Many potters fear glaze development…
Especially with regards to:
😕 The chemistry and maths behind it
😫 Sourcing materials which is sometimes hard to come by in certain countries
😤 The additional space taken up in the studio for such a venture
😪 And of course the cost – knowing that you would probably have to do hundreds of tests before you have glazes that tick all the boxes – like a good melt, easy to work with etc.
With this tutorial I will show how I overcame all of these points 😍
- No understanding or studying of chemistry is needed
- By using a simple system, you don’t have to keep track of percentages throughout the whole process
- All you need is your favourite ready-made transparent glaze that you can buy from your local pottery supplier, and then 9 other basic ceramic raw materials that have been used for centuries.
- Due to the small amount of material used you need very limited space to do this. My studio in 23m2 and I do this glaze development, mould making, slip casting (sometimes of 500 or more pieces per order) and handbuilding.
- No material goes to waste. Your raw materials should be available in 1kg or smaller supplies and reasonable prices, therefore you do not have to lay out huge amounts of money to develop your own extensive glaze library.
Basically, I’m going to show you how to make amazing and unique glazes by systematically working through lots of possible combinations.
Accept and embrace the 1000s of options that you will be able to make. Don’t get stuck on trying to copy what you have already seen.
I have done 90% of my own development with a wide firing midrange (cone 6) transparent glaze that I get from a local South African supplier.
To date I have not been able to get any indication what the molecular makeup of this glaze is. It has, however, given me amazing results and a truly wide firing. Even down to cone 3 with small amounts of added flux.
I can’t guarantee the same result for the glaze that you will be using…

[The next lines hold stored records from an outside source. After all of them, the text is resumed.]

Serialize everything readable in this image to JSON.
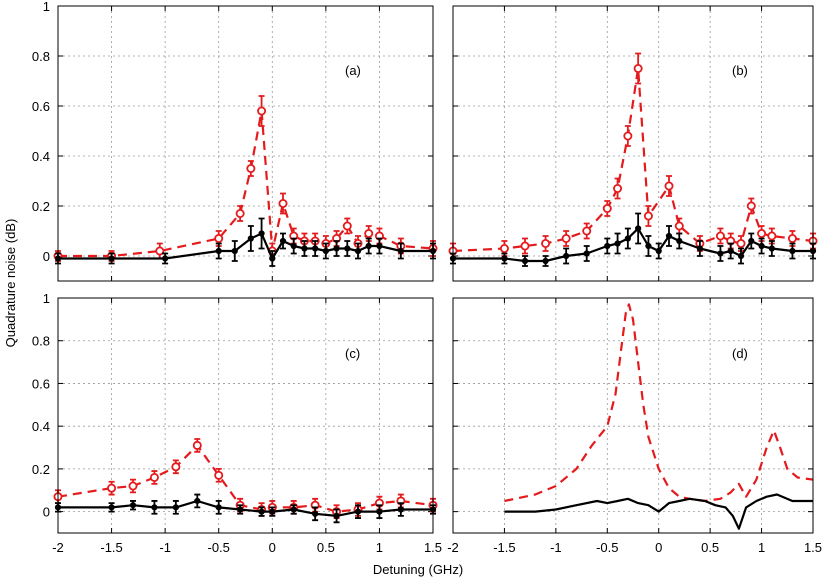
{
  "axes": {
    "xlabel": "Detuning (GHz)",
    "ylabel": "Quadrature noise (dB)",
    "yticks": [
      "0",
      "0.2",
      "0.4",
      "0.6",
      "0.8",
      "1"
    ],
    "ytick_values": [
      0,
      0.2,
      0.4,
      0.6,
      0.8,
      1
    ],
    "xticks": [
      "-2",
      "-1.5",
      "-1",
      "-0.5",
      "0",
      "0.5",
      "1",
      "1.5"
    ],
    "xtick_values": [
      -2,
      -1.5,
      -1,
      -0.5,
      0,
      0.5,
      1,
      1.5
    ]
  },
  "colors": {
    "red": "#e41a1c",
    "black": "#000000",
    "grid": "#9a9a9a"
  },
  "chart_data": [
    {
      "type": "line",
      "panel": "(a)",
      "xlim": [
        -2,
        1.5
      ],
      "ylim": [
        -0.1,
        1
      ],
      "grid": true,
      "series": [
        {
          "style": "red-dashed-circles",
          "x": [
            -2.0,
            -1.5,
            -1.05,
            -0.5,
            -0.3,
            -0.2,
            -0.1,
            0.0,
            0.1,
            0.2,
            0.3,
            0.4,
            0.5,
            0.6,
            0.7,
            0.8,
            0.9,
            1.0,
            1.2,
            1.5
          ],
          "y": [
            0.0,
            0.0,
            0.02,
            0.07,
            0.17,
            0.35,
            0.58,
            0.02,
            0.21,
            0.08,
            0.06,
            0.06,
            0.05,
            0.07,
            0.12,
            0.05,
            0.09,
            0.08,
            0.04,
            0.03
          ],
          "err": [
            0.02,
            0.02,
            0.03,
            0.03,
            0.03,
            0.03,
            0.06,
            0.03,
            0.04,
            0.03,
            0.03,
            0.03,
            0.03,
            0.03,
            0.03,
            0.03,
            0.03,
            0.03,
            0.03,
            0.03
          ]
        },
        {
          "style": "black-solid-dots",
          "x": [
            -2.0,
            -1.5,
            -1.0,
            -0.5,
            -0.35,
            -0.2,
            -0.1,
            0.0,
            0.1,
            0.2,
            0.3,
            0.4,
            0.5,
            0.6,
            0.7,
            0.8,
            0.9,
            1.0,
            1.2,
            1.5
          ],
          "y": [
            -0.01,
            -0.01,
            -0.01,
            0.02,
            0.02,
            0.07,
            0.09,
            -0.01,
            0.06,
            0.04,
            0.03,
            0.03,
            0.02,
            0.03,
            0.03,
            0.02,
            0.04,
            0.04,
            0.02,
            0.02
          ],
          "err": [
            0.02,
            0.02,
            0.02,
            0.03,
            0.04,
            0.05,
            0.06,
            0.03,
            0.03,
            0.03,
            0.03,
            0.03,
            0.03,
            0.03,
            0.03,
            0.03,
            0.03,
            0.03,
            0.03,
            0.03
          ]
        }
      ]
    },
    {
      "type": "line",
      "panel": "(b)",
      "xlim": [
        -2,
        1.5
      ],
      "ylim": [
        -0.1,
        1
      ],
      "grid": true,
      "series": [
        {
          "style": "red-dashed-circles",
          "x": [
            -2.0,
            -1.5,
            -1.3,
            -1.1,
            -0.9,
            -0.7,
            -0.5,
            -0.4,
            -0.3,
            -0.2,
            -0.1,
            0.1,
            0.2,
            0.4,
            0.6,
            0.7,
            0.8,
            0.9,
            1.0,
            1.1,
            1.3,
            1.5
          ],
          "y": [
            0.02,
            0.03,
            0.04,
            0.05,
            0.07,
            0.1,
            0.19,
            0.27,
            0.48,
            0.75,
            0.16,
            0.28,
            0.12,
            0.05,
            0.08,
            0.06,
            0.05,
            0.2,
            0.09,
            0.08,
            0.07,
            0.06
          ],
          "err": [
            0.03,
            0.03,
            0.03,
            0.03,
            0.03,
            0.03,
            0.03,
            0.04,
            0.04,
            0.06,
            0.04,
            0.04,
            0.03,
            0.03,
            0.03,
            0.03,
            0.03,
            0.03,
            0.03,
            0.03,
            0.03,
            0.03
          ]
        },
        {
          "style": "black-solid-dots",
          "x": [
            -2.0,
            -1.5,
            -1.3,
            -1.1,
            -0.9,
            -0.7,
            -0.5,
            -0.4,
            -0.3,
            -0.2,
            -0.1,
            0.0,
            0.1,
            0.2,
            0.4,
            0.6,
            0.7,
            0.8,
            0.9,
            1.0,
            1.1,
            1.3,
            1.5
          ],
          "y": [
            -0.01,
            -0.01,
            -0.02,
            -0.02,
            0.0,
            0.01,
            0.04,
            0.05,
            0.07,
            0.11,
            0.04,
            0.02,
            0.08,
            0.06,
            0.03,
            0.01,
            0.02,
            0.0,
            0.06,
            0.04,
            0.03,
            0.02,
            0.02
          ],
          "err": [
            0.02,
            0.02,
            0.02,
            0.02,
            0.03,
            0.03,
            0.03,
            0.04,
            0.04,
            0.06,
            0.04,
            0.03,
            0.04,
            0.03,
            0.03,
            0.03,
            0.03,
            0.03,
            0.03,
            0.03,
            0.03,
            0.03,
            0.03
          ]
        }
      ]
    },
    {
      "type": "line",
      "panel": "(c)",
      "xlim": [
        -2,
        1.5
      ],
      "ylim": [
        -0.1,
        1
      ],
      "grid": true,
      "series": [
        {
          "style": "red-dashed-circles",
          "x": [
            -2.0,
            -1.5,
            -1.3,
            -1.1,
            -0.9,
            -0.7,
            -0.5,
            -0.3,
            -0.1,
            0.0,
            0.2,
            0.4,
            0.6,
            0.8,
            1.0,
            1.2,
            1.5
          ],
          "y": [
            0.07,
            0.11,
            0.12,
            0.16,
            0.21,
            0.31,
            0.17,
            0.03,
            0.01,
            0.02,
            0.02,
            0.03,
            0.0,
            0.01,
            0.04,
            0.05,
            0.03
          ],
          "err": [
            0.03,
            0.03,
            0.03,
            0.03,
            0.03,
            0.03,
            0.03,
            0.03,
            0.03,
            0.03,
            0.03,
            0.03,
            0.03,
            0.03,
            0.03,
            0.03,
            0.03
          ]
        },
        {
          "style": "black-solid-dots",
          "x": [
            -2.0,
            -1.5,
            -1.3,
            -1.1,
            -0.9,
            -0.7,
            -0.5,
            -0.3,
            -0.1,
            0.0,
            0.2,
            0.4,
            0.6,
            0.8,
            1.0,
            1.2,
            1.5
          ],
          "y": [
            0.02,
            0.02,
            0.03,
            0.02,
            0.02,
            0.05,
            0.02,
            0.01,
            0.0,
            0.0,
            0.01,
            -0.01,
            -0.02,
            0.0,
            0.0,
            0.01,
            0.01
          ],
          "err": [
            0.02,
            0.02,
            0.02,
            0.03,
            0.03,
            0.03,
            0.03,
            0.02,
            0.02,
            0.02,
            0.02,
            0.03,
            0.03,
            0.03,
            0.03,
            0.03,
            0.02
          ]
        }
      ]
    },
    {
      "type": "line",
      "panel": "(d)",
      "xlim": [
        -2,
        1.5
      ],
      "ylim": [
        -0.1,
        1
      ],
      "grid": true,
      "series": [
        {
          "style": "red-dashed",
          "x": [
            -1.5,
            -1.2,
            -1.0,
            -0.8,
            -0.65,
            -0.5,
            -0.42,
            -0.36,
            -0.32,
            -0.29,
            -0.25,
            -0.2,
            -0.15,
            -0.1,
            0.0,
            0.1,
            0.2,
            0.3,
            0.45,
            0.6,
            0.7,
            0.78,
            0.85,
            0.95,
            1.05,
            1.12,
            1.18,
            1.25,
            1.35,
            1.5
          ],
          "y": [
            0.05,
            0.08,
            0.12,
            0.2,
            0.31,
            0.4,
            0.55,
            0.78,
            0.93,
            0.97,
            0.9,
            0.7,
            0.5,
            0.35,
            0.2,
            0.11,
            0.07,
            0.06,
            0.05,
            0.06,
            0.09,
            0.13,
            0.07,
            0.15,
            0.3,
            0.38,
            0.3,
            0.2,
            0.16,
            0.15
          ]
        },
        {
          "style": "black-solid",
          "x": [
            -1.5,
            -1.2,
            -1.0,
            -0.8,
            -0.6,
            -0.5,
            -0.4,
            -0.3,
            -0.2,
            -0.1,
            0.0,
            0.1,
            0.2,
            0.3,
            0.45,
            0.55,
            0.65,
            0.72,
            0.78,
            0.85,
            0.95,
            1.05,
            1.15,
            1.3,
            1.5
          ],
          "y": [
            0.0,
            0.0,
            0.01,
            0.03,
            0.05,
            0.04,
            0.05,
            0.06,
            0.04,
            0.03,
            0.0,
            0.04,
            0.05,
            0.06,
            0.05,
            0.03,
            0.02,
            -0.02,
            -0.08,
            0.02,
            0.05,
            0.07,
            0.08,
            0.05,
            0.05
          ]
        }
      ]
    }
  ],
  "panels": [
    {
      "label": "(a)"
    },
    {
      "label": "(b)"
    },
    {
      "label": "(c)"
    },
    {
      "label": "(d)"
    }
  ]
}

But it sure won’t cost you a lot to give it a try.
Just on a last note.
I often get the question “Why would I want such a huge library of glazes?”

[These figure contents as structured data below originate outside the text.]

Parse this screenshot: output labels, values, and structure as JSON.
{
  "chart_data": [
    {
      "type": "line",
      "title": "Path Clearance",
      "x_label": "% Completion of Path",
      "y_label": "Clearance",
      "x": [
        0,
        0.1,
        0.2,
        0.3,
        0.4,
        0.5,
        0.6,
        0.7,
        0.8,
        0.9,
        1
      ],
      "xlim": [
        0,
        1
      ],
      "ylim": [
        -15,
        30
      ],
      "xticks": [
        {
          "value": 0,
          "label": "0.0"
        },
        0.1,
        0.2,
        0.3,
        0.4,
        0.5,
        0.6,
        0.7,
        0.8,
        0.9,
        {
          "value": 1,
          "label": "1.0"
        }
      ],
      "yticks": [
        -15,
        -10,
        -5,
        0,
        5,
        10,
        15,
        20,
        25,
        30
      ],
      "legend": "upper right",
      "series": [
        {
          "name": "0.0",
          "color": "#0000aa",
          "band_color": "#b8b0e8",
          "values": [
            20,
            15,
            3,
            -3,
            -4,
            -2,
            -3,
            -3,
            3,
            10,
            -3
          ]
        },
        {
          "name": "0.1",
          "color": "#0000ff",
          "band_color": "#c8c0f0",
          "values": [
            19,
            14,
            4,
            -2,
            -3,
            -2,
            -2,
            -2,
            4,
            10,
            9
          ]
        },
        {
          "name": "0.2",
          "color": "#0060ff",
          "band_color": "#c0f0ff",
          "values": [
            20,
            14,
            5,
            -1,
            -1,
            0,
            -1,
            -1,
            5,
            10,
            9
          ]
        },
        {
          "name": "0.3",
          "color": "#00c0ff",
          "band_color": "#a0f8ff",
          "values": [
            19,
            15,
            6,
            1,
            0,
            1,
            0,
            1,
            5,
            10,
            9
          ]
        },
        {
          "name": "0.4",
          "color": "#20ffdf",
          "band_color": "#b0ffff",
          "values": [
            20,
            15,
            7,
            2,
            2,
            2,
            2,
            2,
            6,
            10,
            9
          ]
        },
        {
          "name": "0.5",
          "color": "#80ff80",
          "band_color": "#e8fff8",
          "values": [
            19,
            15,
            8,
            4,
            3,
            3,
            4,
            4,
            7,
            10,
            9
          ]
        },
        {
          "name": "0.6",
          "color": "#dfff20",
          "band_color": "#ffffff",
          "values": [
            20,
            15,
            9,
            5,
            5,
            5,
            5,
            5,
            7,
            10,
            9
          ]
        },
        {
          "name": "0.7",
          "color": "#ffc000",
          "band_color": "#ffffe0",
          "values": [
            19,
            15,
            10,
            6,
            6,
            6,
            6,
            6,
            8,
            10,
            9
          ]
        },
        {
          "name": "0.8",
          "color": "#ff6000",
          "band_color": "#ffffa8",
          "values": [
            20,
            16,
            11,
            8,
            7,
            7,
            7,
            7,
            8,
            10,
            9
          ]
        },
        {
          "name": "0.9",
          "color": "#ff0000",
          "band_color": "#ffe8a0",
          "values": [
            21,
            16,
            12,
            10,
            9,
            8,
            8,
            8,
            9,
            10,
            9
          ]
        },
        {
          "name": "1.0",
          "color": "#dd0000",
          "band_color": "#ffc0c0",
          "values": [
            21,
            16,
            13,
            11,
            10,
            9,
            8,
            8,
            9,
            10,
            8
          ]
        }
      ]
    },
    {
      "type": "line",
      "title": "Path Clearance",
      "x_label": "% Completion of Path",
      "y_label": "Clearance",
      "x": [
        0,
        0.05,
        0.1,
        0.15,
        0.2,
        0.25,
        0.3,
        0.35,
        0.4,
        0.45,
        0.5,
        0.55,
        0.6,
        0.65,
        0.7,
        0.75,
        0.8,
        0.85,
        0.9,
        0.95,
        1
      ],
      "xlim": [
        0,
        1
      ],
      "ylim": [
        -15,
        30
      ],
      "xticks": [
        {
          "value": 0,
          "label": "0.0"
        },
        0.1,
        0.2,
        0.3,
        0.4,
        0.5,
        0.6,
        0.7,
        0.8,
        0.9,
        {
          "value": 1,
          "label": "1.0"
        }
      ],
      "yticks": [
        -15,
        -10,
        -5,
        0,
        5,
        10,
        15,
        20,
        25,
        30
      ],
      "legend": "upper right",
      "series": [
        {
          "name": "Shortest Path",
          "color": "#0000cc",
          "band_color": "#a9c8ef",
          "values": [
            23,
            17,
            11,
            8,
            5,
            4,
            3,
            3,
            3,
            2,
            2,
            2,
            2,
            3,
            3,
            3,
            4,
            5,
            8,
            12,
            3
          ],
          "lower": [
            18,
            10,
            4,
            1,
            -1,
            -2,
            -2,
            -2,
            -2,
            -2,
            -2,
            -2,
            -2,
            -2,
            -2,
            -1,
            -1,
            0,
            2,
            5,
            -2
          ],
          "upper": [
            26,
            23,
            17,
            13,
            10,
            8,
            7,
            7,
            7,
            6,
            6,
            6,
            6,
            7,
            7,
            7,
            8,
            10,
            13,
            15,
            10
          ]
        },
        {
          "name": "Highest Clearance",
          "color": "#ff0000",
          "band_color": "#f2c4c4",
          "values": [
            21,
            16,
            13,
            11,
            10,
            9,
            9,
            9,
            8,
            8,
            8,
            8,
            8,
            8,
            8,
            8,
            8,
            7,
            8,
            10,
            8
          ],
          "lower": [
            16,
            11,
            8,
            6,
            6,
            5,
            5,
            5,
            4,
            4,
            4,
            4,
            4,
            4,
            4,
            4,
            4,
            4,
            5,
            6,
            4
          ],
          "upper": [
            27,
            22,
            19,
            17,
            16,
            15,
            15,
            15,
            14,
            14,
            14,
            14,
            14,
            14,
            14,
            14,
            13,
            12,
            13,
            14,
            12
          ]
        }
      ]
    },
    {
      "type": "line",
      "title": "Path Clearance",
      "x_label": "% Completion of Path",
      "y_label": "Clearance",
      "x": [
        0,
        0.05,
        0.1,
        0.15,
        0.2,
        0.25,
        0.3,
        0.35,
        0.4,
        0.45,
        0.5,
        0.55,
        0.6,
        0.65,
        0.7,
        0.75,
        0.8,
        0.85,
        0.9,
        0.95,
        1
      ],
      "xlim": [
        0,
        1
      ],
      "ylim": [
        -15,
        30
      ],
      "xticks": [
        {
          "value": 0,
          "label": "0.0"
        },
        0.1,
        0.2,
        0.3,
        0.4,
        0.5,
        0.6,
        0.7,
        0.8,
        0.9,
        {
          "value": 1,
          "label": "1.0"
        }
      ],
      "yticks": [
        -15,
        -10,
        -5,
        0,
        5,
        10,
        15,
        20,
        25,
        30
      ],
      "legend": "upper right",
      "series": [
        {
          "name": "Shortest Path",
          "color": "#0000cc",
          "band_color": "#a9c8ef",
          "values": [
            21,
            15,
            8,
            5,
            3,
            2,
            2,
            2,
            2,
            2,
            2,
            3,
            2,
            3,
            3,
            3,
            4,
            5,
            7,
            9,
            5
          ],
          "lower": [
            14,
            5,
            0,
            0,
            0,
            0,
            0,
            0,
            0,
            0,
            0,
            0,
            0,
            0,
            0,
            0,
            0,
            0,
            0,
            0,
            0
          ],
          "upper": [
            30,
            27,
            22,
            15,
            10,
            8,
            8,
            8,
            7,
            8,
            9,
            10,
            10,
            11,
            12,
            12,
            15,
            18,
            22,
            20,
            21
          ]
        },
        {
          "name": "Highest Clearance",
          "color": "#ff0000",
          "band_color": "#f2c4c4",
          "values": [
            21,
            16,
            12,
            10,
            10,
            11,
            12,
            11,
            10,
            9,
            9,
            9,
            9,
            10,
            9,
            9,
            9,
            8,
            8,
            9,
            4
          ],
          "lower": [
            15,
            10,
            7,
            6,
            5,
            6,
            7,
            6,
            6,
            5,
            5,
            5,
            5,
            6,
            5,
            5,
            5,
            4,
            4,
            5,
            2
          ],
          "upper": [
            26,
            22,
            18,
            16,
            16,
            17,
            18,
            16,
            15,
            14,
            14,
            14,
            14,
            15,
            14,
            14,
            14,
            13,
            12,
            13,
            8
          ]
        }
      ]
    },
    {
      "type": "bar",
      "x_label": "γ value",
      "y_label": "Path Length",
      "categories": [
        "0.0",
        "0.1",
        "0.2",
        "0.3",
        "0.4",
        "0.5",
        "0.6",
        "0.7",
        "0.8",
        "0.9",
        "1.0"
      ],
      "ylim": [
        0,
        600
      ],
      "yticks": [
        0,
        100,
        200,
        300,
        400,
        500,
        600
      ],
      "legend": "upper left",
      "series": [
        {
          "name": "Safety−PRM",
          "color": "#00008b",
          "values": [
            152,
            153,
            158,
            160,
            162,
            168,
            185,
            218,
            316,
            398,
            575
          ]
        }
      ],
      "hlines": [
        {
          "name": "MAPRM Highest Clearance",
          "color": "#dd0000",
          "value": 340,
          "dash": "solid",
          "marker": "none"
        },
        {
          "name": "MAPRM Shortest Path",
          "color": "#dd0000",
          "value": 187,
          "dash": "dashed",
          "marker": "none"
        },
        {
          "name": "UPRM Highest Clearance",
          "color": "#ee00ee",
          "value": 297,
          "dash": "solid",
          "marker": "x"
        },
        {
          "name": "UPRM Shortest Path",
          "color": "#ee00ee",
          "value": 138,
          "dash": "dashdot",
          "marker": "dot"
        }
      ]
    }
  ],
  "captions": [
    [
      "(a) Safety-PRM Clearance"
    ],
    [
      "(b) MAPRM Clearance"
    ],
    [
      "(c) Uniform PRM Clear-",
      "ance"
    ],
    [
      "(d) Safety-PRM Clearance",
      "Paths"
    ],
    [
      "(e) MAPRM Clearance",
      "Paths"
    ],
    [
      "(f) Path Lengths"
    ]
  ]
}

Well, I do some site specific wall installation like this commission:
And I need glazes like a painter would need coloured paint.
In addition, I could add some special qualities to these tiles that resonate with its representational counterpart in the landscape.
I also do lots of specific item development for companies or individuals that would like to launch unique and limited quantity bespoke ranges, and it is great to give them so much option to choose from, in order to suit the design feel.
These are materials needed:
- 2kg of your preferred base glaze (giving a good melt at cone 3 to 6 range)
- 10g Cobalt Oxide
- 40g copper Oxide
- 40g Red Iron Oxide
- 40g Manganese Dioxide
- 20g Nickel Oxide
- 40g Zircon
- 40g Tin Oxide
- 40g Rutile
- 40g Lithium Carbonated
- 40g Magnesite
- 40g CMC gum
- Scale accurate to 0,0g
- Glaze sieve
- Hog hair brush
- 10 small plastic containers
- 10 250 ml plastic containers with lids that seal really well.
- 5 small soft paint brushes
- Ceramic marker I use this applicator with underglaze
- Test tiles
- An oven to dehydrate glaze mixtures.
- I will also give you a Triaxial blend map (available in the resources)
When you purchase this workshop, you get my Workshop Videos:
Instant Access to watch my workshop videos. 4 parts, totaling around 4 hours of video.
You get my Equipment List PDF
Watch my Q&A
Watch my Q&A where I answered questions about my process.
You Get Lifetime Access to the Replays
The workshop Q&A will be recorded, and you will have lifetime access to it. You can watch it online, or download it to your device to watch offline at any time.
About Karen Kotze
The ceramic process is such an intriguing but challenging process for me. It is a multi dimensional field and I have spent the last 20 year exploring various focus fields in depth.
I started with handbuilding, creating intricately woven plates in earthenware and porcelain that was purely decorative in nature. I then moved onto slab building functional ceramic vessels from porcelain. I progressed further when I started making my own moulds with the help of 3d printing technology in order to slip cast. The final in depth field I am currently immersed in, is glaze development. But glaze development with a slightly different approach than usual.
Through the years I realized that I find a deep satisfaction in refining a process and workflow in the ceramic medium in whichever field of ceramics I might find myself in at that stage. The final result of my efforts is almost not as important to me as organizational, problem solving and systamition of the process: in order to render every step of the process and enjoyable and efficient as possible.